May 23, 2014
By Charles Cuttone
What does Klinsmann’s World Cup roster say about the direction of US Soccer?
Jurgen Klinsmann made some curious decisions in selecting the United States National Team roster for the upcoming World Cup in Brazil, leading to the question, where exactly is soccer in the United States going?
Obviously, Klinsmann thinks this is the roster that has the best chance of performing well in Brazil, though given the team’s placement in the so called group of death with Ghana, Germany and Portugal, doing well in Brazil may be hoping for a win and a draw, but is this really the best team that can be fielded and the best reflection of American soccer?
Sure, one can make the argument either way for Landon Donovan, and Klinsmann has made it clear all along there would be no sacred cows. Instead, Klinsmann replaced the best player ever produced by America with an 18-year-old with dual German and American citizenship and all of three minutes on the field with the senior US squad, Julian Green. Green, born of an American father and German mother, had gone back and forth between U.S. and German National teams as a youth, thanks to FIFA’s curiously porous rules on such things, before becoming officially “cap tied” to the United States earlier this year in a friendly against Mexico.
Donovan may have hurt himself with Klinsmann after his three-month sabbatical from soccer, one that left him mentally and physically prepared to go back out on the field an perform at a high standard. The hiatus may have left Klinsmann wondering about Donovan’s commitment, so instead he replaced him with a teenager who committed to the U.S. only when it became clear he was not in Germany’s plans.
Green’s total national team experience is 12 games. Except for the cap in March against Mexico, all at the youth level .

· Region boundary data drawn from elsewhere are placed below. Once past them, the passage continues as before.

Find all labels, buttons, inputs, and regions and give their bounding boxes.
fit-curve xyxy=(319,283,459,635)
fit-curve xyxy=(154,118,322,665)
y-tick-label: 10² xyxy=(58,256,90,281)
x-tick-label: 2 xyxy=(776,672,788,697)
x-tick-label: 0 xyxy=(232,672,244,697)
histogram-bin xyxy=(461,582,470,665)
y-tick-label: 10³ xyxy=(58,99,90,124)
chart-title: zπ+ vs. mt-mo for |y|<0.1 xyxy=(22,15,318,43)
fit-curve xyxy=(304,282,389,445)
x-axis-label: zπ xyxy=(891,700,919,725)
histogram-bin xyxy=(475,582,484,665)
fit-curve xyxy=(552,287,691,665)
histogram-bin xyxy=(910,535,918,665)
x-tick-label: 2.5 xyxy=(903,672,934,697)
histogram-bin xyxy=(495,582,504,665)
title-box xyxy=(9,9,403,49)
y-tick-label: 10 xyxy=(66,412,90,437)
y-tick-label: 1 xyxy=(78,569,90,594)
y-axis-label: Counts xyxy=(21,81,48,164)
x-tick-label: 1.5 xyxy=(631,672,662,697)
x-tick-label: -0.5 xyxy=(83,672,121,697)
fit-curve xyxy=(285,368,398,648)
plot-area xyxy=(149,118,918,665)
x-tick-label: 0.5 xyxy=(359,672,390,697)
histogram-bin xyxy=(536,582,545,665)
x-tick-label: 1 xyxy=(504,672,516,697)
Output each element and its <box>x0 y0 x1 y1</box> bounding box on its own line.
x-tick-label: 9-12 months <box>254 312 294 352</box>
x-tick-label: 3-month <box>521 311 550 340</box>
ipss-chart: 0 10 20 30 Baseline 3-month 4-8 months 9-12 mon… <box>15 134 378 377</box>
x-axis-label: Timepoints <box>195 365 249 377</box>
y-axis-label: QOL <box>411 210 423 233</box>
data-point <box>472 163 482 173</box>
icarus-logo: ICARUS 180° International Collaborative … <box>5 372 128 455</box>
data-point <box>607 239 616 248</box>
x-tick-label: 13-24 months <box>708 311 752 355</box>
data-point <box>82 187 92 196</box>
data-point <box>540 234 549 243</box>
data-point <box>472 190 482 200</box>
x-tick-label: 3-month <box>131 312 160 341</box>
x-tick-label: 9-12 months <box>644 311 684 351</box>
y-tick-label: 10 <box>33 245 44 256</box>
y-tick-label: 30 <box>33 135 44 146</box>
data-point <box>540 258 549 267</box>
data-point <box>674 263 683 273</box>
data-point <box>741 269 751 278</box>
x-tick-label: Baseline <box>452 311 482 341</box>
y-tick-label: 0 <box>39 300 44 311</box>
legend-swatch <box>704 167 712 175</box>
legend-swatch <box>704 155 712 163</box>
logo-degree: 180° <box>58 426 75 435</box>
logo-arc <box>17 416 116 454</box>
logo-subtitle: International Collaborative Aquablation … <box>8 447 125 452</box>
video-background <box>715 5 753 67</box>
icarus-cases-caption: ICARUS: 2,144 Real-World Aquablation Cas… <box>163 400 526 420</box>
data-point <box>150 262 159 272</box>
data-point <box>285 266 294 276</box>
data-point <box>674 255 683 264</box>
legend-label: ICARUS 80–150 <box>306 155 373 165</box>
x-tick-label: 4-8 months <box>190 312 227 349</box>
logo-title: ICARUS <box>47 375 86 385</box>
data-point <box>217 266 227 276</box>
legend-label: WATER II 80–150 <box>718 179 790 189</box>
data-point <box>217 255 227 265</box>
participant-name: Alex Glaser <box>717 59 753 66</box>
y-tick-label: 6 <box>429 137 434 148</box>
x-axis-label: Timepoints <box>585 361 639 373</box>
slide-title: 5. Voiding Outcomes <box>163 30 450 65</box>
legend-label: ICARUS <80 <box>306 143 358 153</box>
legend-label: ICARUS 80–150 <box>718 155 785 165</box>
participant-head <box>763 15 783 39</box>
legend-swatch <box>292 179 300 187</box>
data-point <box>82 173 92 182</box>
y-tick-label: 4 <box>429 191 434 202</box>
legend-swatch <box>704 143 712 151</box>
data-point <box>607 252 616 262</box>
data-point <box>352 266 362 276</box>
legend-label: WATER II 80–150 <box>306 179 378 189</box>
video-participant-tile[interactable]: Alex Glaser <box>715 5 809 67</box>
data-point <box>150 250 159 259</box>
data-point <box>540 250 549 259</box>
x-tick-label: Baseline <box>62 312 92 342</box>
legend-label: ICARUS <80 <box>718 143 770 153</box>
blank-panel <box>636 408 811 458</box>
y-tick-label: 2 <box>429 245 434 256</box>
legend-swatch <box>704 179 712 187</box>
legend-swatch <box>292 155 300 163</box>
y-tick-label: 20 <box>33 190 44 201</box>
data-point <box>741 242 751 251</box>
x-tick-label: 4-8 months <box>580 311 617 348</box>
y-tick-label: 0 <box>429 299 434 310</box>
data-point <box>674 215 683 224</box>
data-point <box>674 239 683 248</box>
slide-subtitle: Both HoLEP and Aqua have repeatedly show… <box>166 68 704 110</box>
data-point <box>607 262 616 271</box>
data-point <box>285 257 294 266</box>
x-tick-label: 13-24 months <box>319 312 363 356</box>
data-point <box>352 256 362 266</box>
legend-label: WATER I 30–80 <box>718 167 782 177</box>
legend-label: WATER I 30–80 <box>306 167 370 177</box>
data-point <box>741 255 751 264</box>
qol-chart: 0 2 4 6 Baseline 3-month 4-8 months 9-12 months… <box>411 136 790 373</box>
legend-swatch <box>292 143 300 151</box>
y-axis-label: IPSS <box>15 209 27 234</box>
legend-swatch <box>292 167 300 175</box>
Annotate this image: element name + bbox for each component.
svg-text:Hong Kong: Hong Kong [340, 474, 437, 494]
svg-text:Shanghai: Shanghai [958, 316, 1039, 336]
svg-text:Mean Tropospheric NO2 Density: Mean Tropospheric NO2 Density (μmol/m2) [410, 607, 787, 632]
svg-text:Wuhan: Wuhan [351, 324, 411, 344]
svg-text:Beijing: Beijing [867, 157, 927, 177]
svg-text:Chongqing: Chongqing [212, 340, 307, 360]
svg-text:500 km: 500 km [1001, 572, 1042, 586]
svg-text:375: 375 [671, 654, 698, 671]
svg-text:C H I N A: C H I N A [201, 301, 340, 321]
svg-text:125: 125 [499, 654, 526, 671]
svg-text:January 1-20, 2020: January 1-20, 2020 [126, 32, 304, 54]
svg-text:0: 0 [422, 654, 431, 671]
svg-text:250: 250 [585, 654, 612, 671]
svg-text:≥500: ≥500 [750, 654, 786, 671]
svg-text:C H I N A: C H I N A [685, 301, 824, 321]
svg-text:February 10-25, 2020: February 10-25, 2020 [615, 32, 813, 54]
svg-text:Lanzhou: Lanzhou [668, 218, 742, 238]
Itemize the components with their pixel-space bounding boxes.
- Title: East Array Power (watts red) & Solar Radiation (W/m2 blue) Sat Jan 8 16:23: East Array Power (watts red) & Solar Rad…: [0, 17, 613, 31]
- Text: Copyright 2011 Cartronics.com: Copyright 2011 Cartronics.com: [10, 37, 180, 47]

Green is one of five German-American players on the U.S. roster. One of the others, Timothy Chandler, hasn’t played for the U.S. in over a year and struggled with injuries during the second half of the Bundesliga season. And, while the U.S. has always been a melting pot of immigrants, and the national team pool has always reflected that, these players are not among the huddled masses whose families came to American seeking a better life. They are American because of parental passport, but have little or no experience as Americans. They will wrap themselves in the American flag as part of our national team, and while there is nothing wrong with that, it leaves one wondering where is the American player development system if the national team has to scour Germany for players with American bloodlines.
MLS is clearly a better league than it was four years ago, and that’s reflected with the selection of 10 active MLS players on this roster as opposed to only four in South Africa. But what about America’s largest immigrant group, Mexican Americans? Where are they? There is a large contingent of Americans playing in Mexico. Several of them contributed to the U.S. making it to Brazil. Yet they were left off the roster.
The lack of the Hispanic representation in U.S. soccer has long been a sticking point. With this U.S. roster, you have to wonder if we are heading back down the same old road.